One thing that makes it harder is that I sleep in the bed where Maverick died.  I really doubt that will be an issue long-term, but last night I just could not sleep, and I don't think that fact helped at all.  I thought I was tired, so I went to bed a bit early (by my standards), but I was still awake at 6:30 (I think I probably nodded off briefly without realizing it, but I definitely didn't sleep much).  It's hard to lie in bed and not think about Maverick, could I have saved him?  Why did he have to die when I left the room, and I wasn't with him?  Was he scared, or was it quick and peaceful?  Did I do enough for him in the seven years we had together?  Did he like it here?  Did he still miss his old family?  Really, I don't think dwelling on this is helpful, and I hope I move past it soon (I think the trick will be staying active/breaking my routine, and hopefully just being tired means I will sleep better tonight).

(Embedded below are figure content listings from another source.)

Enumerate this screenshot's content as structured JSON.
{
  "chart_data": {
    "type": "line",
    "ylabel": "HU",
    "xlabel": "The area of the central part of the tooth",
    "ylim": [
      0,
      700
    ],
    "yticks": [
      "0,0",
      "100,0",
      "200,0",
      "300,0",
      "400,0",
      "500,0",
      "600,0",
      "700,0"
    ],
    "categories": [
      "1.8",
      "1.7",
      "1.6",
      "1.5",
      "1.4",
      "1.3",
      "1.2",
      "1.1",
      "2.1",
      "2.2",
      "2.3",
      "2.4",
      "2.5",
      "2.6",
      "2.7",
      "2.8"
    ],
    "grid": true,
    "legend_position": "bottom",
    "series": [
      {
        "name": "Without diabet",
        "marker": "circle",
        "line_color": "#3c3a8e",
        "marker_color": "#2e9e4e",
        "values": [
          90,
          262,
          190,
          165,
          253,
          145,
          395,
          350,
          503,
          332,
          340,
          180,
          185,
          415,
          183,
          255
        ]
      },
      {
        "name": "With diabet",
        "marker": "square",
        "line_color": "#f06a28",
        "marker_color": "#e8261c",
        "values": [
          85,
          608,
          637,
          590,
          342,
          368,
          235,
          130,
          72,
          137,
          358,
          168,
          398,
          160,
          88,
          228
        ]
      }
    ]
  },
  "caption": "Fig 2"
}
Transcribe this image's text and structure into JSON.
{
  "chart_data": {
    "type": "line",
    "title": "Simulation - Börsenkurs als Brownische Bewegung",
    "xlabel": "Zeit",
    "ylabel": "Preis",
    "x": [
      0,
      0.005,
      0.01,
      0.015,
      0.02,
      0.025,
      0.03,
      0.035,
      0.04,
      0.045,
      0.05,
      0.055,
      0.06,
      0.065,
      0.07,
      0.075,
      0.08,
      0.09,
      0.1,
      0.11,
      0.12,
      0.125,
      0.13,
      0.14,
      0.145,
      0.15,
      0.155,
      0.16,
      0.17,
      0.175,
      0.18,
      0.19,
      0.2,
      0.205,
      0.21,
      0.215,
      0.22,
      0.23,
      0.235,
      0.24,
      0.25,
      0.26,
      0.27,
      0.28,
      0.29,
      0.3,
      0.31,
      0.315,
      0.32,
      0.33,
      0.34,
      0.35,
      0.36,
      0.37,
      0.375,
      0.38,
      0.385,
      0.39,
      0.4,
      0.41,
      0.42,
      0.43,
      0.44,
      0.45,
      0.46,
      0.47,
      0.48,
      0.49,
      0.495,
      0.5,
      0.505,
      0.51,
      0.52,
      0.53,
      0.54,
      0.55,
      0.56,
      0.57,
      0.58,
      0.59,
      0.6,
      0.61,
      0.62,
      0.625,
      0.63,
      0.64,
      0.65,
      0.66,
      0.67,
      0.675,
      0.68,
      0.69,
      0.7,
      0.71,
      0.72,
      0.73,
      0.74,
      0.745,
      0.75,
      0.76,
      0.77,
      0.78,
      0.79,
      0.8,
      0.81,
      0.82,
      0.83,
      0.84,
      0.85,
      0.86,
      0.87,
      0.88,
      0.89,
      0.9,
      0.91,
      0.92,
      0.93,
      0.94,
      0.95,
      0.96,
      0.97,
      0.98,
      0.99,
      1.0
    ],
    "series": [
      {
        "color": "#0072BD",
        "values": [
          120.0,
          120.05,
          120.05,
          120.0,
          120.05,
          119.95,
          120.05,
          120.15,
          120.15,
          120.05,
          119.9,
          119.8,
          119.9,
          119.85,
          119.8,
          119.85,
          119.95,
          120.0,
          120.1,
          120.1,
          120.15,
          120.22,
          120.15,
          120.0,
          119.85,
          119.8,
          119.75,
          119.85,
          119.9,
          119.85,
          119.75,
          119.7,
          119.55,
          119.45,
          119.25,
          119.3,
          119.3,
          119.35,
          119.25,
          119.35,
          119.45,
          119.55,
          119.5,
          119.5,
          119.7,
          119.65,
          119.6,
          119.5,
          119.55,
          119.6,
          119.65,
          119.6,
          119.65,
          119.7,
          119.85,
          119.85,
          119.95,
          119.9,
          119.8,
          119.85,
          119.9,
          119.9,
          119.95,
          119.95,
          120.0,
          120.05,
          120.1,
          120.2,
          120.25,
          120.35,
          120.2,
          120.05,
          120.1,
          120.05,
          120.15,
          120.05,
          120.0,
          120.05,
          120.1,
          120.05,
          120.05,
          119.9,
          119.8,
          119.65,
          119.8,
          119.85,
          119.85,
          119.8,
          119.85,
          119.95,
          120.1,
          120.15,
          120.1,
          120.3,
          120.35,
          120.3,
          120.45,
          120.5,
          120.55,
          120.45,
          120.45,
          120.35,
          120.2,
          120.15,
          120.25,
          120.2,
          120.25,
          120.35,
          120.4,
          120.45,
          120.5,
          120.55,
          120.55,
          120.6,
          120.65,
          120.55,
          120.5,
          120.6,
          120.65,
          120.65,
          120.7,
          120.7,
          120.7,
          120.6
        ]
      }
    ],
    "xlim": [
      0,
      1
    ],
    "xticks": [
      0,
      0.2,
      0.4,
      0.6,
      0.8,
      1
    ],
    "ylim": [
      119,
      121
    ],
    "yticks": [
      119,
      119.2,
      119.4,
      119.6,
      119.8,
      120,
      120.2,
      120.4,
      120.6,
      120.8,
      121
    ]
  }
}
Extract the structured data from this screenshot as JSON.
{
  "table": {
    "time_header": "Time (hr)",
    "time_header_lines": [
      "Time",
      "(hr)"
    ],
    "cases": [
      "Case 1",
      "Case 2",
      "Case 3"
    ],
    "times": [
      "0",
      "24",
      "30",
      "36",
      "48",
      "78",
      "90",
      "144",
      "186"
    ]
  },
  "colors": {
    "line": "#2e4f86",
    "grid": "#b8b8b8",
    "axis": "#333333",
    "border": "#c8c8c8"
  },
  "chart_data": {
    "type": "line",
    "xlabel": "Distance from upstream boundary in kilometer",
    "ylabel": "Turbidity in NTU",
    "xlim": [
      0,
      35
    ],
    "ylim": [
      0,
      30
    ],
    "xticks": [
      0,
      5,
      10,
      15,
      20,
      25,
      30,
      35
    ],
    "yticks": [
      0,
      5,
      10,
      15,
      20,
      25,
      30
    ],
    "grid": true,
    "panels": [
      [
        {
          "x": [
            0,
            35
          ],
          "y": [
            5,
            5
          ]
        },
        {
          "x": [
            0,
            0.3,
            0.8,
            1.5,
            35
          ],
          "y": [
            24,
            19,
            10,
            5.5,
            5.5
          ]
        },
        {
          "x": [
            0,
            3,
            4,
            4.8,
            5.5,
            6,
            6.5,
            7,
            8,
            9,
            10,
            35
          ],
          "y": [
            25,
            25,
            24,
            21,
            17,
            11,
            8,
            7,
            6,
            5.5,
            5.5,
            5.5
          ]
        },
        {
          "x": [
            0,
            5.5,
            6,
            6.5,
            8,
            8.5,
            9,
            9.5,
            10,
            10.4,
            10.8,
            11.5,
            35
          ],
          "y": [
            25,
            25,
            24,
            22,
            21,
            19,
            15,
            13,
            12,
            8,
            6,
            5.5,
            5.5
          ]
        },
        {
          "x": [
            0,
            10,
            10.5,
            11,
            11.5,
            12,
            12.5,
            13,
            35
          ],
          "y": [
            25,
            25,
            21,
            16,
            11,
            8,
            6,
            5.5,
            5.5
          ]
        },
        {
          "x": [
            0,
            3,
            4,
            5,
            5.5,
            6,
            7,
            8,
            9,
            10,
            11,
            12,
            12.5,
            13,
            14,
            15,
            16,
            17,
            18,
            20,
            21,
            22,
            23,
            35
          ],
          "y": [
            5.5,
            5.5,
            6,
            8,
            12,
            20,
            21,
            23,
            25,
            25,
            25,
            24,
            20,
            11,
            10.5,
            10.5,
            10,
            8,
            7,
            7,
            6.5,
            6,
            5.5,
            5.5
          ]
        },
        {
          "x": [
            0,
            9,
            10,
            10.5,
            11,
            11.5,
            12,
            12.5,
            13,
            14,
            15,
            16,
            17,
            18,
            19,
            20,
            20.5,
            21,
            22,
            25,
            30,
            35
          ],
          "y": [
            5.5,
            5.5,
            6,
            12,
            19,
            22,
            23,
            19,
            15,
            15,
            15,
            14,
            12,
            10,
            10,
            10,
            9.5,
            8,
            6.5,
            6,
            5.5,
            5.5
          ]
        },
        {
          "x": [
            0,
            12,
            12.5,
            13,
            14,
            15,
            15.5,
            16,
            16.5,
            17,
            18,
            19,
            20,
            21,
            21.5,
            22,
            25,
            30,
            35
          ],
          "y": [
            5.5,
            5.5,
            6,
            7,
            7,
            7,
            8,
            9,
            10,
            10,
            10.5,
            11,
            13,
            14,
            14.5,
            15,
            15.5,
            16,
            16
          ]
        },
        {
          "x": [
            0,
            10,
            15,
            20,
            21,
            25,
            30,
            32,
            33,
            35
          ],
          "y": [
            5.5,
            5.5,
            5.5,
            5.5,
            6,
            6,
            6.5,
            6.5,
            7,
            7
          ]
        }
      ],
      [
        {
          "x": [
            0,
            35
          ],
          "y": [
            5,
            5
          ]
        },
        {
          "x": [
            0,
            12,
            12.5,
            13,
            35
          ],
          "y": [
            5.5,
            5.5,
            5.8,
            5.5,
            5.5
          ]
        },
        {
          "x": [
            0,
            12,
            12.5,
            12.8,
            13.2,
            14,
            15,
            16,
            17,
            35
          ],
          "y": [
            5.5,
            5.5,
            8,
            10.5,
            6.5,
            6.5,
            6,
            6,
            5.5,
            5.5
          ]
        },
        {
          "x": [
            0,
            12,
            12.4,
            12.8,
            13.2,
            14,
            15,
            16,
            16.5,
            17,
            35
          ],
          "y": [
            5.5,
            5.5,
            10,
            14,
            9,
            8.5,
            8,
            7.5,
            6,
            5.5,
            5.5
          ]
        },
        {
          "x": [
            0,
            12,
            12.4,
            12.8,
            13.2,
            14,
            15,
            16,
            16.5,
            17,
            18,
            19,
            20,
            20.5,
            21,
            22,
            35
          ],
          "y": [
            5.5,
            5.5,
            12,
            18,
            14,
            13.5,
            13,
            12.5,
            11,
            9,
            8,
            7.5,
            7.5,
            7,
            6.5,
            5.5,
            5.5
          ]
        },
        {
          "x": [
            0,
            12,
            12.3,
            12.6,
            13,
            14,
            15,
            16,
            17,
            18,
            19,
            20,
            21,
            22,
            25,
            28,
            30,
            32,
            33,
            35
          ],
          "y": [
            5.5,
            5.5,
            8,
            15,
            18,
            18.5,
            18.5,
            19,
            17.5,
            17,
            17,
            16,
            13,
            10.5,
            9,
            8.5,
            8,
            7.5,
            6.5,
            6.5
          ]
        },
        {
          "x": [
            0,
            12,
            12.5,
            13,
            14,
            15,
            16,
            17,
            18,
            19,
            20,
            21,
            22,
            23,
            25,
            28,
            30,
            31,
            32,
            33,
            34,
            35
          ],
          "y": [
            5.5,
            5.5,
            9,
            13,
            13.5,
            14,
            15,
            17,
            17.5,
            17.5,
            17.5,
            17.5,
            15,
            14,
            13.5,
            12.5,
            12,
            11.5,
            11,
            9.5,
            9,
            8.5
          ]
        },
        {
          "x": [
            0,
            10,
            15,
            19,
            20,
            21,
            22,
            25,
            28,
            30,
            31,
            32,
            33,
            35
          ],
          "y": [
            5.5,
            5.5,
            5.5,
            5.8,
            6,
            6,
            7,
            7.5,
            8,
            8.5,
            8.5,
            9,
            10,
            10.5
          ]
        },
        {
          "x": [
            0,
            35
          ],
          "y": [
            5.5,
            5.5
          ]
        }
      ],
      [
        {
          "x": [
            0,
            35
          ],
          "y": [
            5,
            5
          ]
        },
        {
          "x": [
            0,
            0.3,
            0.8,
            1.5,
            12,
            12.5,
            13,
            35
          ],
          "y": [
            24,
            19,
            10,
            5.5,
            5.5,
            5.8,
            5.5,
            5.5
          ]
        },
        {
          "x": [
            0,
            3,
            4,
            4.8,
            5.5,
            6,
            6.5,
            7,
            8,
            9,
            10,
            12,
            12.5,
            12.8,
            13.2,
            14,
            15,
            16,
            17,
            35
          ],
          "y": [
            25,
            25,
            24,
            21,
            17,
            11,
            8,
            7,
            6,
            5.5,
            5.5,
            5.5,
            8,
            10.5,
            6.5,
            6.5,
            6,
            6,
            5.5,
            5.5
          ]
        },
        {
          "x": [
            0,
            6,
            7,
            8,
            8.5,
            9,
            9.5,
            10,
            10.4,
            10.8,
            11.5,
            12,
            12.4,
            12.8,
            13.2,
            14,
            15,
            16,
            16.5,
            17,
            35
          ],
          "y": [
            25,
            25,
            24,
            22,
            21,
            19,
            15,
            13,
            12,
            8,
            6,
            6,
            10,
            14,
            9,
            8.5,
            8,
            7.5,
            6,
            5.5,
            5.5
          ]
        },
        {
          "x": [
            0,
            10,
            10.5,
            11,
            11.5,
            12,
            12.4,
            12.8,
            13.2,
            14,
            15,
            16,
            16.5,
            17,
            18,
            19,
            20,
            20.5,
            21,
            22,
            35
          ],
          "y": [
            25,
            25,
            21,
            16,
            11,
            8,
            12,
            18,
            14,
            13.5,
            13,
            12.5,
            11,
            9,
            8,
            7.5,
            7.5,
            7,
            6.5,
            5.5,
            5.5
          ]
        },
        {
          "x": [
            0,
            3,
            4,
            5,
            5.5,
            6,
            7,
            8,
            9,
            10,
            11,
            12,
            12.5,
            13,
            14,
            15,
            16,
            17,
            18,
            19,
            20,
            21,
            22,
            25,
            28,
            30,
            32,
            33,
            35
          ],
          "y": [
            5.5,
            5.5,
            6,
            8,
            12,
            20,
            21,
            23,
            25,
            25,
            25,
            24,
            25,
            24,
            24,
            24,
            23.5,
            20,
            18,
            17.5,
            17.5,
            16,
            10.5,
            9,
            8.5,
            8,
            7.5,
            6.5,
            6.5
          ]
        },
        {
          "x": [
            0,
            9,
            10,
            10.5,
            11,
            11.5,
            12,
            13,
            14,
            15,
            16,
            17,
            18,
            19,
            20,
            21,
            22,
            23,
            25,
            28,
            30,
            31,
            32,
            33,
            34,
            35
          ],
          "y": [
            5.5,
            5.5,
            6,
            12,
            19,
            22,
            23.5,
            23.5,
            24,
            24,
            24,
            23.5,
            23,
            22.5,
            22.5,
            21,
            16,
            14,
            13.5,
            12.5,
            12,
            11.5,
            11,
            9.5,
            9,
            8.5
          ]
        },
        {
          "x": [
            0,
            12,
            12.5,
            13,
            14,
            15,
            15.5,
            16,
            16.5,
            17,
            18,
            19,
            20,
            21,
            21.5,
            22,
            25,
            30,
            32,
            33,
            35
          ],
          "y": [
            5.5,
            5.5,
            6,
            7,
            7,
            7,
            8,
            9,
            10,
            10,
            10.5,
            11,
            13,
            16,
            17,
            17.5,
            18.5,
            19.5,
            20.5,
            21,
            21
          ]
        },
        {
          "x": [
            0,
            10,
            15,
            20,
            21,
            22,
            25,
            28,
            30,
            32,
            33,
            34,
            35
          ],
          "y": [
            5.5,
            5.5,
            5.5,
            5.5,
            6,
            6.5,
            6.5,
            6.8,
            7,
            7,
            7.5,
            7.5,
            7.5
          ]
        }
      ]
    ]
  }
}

The last point I should address, is Missy.  We always suspected Maverick was the most likely to pass first, given his large size, propensity to eat garbage, and in later years, more fragile health compared to Missy.  But this was always a source of anxiety for us, as Missy was much more attached to Maverick than vice-versa.  But I will say, so far, Missy is doing okay.  She is obviously confused and sad, but not as much as I might have feared.  She is eating okay, and basically going about her routine.  And while I say she is sad, the truth is, she always looks sad, so I could be exaggerating that.  But all in all, she's doing as well as could be hoped, I'd say.  It does make it a bit more difficult to move on, because she is a constant reminder of his absence.  And her lack of demonstrative attention, as dogs go, doesn't help.  She isn't one to cuddle up or lick your face, and she hates sitting on laps.  But she'll lick your hand, and she'll come up for petting when you come home, so that's something.  She's loving in her own way.  But it still makes me sad to see her.

So that's that, I think, my feelings on losing Maverick.  He was a good dog, and will be missed.  And I'll probably have a pretty lousy week, but I'll move on, and let the happy memories of Maverick beat out the pain of his absence.  And I'll keep my promise to Maverick, as they wheeled him away, and do everything I can to make Missy's remaining days happy ones.